A ideia original de apresentação de ideias e projetos em público e ouvir os chamados gurus e role models avaliar o respetivo potencial comercial, e ainda por cima ter o privilégio de os ouvir contar a sua exemplar e motivadora história pessoal, quantas vezes também ela ficcionada, é antiga. Participei há meia dúzia de anos no Stockholm Start Up Day que funciona no formato adotado pelo Web Summit. Era uma coisa séria, sem confetti nem primeiro ministro, para suecos sisudos. Mas, à noite, havia networking numa cervejaria famosa. Há muitos mais anos participei num evento semelhante que anualmente decorre em Toronto para o financiamento de documentários, igual a tantos outros, mas que os norte-americanos souberam desenvolver com a sua habilidade para oshow bizz.
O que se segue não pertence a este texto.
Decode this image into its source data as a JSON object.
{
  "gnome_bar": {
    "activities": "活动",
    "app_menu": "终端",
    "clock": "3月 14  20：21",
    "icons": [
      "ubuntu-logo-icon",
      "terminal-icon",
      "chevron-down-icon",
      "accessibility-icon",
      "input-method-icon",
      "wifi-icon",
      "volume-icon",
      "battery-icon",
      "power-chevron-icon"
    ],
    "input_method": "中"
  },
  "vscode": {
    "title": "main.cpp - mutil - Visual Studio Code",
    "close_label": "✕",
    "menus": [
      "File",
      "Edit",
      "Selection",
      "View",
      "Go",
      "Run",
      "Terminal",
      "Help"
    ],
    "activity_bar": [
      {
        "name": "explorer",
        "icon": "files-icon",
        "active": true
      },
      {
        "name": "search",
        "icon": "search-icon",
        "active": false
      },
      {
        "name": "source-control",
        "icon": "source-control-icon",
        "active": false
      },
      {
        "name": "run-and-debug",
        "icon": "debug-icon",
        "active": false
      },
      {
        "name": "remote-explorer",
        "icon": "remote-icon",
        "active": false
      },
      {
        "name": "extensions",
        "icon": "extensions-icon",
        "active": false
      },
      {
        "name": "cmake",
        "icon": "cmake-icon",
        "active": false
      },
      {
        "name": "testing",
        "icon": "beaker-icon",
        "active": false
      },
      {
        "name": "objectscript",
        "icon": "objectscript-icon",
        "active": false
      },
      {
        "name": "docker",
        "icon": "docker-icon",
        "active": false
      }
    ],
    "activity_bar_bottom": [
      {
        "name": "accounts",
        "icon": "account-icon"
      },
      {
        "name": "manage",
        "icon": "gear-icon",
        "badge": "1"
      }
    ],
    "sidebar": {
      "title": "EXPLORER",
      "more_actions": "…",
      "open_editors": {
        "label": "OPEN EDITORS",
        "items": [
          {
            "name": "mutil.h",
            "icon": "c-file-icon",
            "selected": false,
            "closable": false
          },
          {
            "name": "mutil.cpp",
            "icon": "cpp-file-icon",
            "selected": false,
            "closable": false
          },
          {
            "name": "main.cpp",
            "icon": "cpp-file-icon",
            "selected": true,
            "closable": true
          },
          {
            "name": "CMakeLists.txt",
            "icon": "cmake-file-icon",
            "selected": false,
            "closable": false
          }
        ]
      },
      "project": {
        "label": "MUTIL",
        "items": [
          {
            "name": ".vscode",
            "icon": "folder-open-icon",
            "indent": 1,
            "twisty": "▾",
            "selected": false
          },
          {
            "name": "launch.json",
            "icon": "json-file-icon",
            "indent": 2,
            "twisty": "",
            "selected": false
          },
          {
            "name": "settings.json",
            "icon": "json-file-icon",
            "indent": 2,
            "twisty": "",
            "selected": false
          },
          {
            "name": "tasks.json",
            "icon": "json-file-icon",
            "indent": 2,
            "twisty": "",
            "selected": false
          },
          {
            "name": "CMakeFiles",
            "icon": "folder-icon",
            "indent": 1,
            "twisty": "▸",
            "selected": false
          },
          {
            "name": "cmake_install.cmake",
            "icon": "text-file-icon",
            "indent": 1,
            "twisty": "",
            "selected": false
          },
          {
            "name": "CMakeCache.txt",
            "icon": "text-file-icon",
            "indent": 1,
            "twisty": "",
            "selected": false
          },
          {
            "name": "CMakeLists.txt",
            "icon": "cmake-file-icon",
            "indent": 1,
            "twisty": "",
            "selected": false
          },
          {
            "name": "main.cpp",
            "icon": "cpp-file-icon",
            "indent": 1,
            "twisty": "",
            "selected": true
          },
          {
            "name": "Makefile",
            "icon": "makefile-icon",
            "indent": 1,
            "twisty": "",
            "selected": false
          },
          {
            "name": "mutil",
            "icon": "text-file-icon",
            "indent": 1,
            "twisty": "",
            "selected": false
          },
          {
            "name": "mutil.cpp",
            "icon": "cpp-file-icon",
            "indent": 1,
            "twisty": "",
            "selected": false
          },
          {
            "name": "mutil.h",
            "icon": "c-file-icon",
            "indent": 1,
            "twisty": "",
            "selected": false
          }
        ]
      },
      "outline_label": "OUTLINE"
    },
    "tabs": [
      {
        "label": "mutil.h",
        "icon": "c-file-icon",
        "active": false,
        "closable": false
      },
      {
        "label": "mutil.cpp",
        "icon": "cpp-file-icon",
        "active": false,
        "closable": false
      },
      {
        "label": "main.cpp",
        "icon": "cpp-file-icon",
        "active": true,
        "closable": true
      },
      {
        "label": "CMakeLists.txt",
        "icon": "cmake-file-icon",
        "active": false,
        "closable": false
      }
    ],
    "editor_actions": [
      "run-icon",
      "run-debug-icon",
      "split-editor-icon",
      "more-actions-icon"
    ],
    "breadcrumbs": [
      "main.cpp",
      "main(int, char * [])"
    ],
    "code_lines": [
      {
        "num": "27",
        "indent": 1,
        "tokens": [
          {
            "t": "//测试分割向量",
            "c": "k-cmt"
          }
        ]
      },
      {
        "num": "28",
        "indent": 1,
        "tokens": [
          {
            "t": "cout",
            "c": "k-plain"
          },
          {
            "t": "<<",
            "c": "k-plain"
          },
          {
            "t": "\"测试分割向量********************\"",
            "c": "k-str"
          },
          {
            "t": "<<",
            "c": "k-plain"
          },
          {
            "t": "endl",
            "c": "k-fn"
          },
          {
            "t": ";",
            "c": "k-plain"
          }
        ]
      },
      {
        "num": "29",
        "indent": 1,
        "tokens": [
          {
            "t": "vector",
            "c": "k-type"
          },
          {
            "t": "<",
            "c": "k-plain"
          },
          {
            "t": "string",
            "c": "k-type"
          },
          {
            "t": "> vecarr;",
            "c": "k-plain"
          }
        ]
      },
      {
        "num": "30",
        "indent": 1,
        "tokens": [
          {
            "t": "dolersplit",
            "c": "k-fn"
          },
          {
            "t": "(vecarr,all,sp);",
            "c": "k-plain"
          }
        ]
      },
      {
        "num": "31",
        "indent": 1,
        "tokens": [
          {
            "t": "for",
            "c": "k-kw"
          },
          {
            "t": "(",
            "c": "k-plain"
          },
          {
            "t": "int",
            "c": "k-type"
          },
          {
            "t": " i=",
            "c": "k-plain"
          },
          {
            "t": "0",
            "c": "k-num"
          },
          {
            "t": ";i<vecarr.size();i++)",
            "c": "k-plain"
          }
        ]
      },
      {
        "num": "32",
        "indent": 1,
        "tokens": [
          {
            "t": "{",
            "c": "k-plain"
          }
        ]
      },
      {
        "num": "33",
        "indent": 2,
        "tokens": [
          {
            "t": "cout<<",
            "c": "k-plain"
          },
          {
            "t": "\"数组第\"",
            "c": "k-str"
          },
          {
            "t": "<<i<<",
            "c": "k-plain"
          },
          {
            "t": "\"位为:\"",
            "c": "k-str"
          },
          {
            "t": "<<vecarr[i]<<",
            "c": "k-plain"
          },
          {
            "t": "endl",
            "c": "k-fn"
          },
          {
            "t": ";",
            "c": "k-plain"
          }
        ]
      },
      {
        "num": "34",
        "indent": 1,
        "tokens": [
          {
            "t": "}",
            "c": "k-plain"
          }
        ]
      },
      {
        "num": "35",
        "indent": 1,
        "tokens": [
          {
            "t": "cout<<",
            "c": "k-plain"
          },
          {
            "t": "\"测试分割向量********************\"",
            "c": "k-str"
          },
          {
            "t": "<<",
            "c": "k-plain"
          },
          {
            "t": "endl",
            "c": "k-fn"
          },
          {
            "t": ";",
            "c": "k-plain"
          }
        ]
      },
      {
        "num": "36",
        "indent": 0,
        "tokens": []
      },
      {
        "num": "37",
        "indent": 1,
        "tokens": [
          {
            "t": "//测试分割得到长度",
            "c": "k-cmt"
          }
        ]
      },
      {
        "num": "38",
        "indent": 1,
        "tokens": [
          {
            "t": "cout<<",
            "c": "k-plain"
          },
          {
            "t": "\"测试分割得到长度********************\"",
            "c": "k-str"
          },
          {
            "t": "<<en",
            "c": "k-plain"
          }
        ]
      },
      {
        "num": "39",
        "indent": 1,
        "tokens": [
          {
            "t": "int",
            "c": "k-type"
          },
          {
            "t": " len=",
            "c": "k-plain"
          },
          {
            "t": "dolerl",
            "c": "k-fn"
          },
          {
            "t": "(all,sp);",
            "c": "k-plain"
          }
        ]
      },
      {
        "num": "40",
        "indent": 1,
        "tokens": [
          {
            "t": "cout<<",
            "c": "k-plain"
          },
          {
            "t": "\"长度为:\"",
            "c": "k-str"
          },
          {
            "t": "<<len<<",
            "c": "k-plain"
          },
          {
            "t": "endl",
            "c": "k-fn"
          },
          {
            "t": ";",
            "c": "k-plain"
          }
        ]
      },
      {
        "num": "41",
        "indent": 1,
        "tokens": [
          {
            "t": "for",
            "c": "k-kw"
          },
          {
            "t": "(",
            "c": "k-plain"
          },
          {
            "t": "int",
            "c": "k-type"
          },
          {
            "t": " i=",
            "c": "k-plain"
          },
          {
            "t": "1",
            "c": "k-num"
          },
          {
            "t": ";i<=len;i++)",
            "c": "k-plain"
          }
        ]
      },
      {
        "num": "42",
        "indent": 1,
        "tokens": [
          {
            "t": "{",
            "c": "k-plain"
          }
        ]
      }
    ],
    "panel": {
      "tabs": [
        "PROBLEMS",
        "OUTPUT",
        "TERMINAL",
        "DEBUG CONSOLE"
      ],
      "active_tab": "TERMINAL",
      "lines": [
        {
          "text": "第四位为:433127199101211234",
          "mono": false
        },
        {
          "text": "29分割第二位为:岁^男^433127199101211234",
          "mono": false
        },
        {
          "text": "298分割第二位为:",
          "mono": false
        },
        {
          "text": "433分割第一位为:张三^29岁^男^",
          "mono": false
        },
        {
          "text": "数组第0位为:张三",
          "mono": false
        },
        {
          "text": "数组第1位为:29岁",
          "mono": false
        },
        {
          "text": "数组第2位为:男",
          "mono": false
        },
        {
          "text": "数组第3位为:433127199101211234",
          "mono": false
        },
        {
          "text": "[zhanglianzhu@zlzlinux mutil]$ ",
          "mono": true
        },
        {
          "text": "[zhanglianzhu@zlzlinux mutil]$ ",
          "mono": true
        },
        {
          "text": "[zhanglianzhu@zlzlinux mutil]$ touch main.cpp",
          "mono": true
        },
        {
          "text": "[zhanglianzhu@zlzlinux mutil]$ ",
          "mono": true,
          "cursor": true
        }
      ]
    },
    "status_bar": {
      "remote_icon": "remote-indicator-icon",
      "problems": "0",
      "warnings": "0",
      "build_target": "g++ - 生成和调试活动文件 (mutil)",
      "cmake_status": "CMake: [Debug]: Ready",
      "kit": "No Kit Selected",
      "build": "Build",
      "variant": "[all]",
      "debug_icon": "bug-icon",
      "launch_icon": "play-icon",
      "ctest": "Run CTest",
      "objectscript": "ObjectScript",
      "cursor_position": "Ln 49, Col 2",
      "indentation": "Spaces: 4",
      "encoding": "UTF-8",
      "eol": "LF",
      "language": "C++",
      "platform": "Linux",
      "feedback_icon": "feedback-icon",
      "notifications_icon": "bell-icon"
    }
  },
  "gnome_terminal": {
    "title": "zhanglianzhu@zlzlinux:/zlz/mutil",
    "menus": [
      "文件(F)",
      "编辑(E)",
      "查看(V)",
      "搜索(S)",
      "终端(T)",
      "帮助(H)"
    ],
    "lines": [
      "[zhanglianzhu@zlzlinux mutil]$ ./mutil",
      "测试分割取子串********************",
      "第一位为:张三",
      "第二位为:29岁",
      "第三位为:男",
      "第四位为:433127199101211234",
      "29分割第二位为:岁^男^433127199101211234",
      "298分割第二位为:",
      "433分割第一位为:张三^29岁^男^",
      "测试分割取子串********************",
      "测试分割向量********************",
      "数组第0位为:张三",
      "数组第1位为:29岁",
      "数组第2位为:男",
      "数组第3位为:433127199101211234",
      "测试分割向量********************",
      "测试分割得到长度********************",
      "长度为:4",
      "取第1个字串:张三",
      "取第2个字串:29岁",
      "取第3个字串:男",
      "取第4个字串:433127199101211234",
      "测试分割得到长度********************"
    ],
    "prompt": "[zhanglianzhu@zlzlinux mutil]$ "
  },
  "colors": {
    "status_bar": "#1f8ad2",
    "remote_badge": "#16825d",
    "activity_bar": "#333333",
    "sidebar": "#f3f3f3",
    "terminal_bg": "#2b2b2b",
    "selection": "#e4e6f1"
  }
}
O local em Toronto era, adequadamente, um teatro.

O génio de Paddy Cosgrave e dos seus sócios foi terem descoberto através da experiência dos primeiros Web Summits na chuvosa Irlanda de que havia ali uma oportunidade de ouro para ficar rico. O sol de Portugal e o charme de Lisboa eram garantia de Eldorado – o sítio oferece condições ideais para proporcionar 48 horas de entretenimento non-stop baseado na perspetiva, talvez concretizável, de novos negócios digitais. Menosprezar a visão, talento empreendedor de Cosgrave é uma falha de apreciação sobre as qualidades do homem e sobre os méritos da iniciativa de que conseguiu convencer as autoridades portuguesas. É-lhes também devido um cumprimento por terem sabido agarrar a oportunidade para cavalgar um evento que derruba a imagem tramontana que Portugal ainda ostenta e que foi ainda mais carregada pelos catastróficos incêndios. Que contraste!

Pobres portugueses do interior de Portugal, corajosos e verdadeiros empreendedores no ativo atual e tangível e não no hipotético maravilhoso futuro digital, esquecidos e escondidos nas serras e no mato, para quem o Web Summit poderá parecer a mais espúria, inútil e ofensiva das fantasias. Para eles não há como escapar à realidade, dura e, quantas vezes, assassina realidade.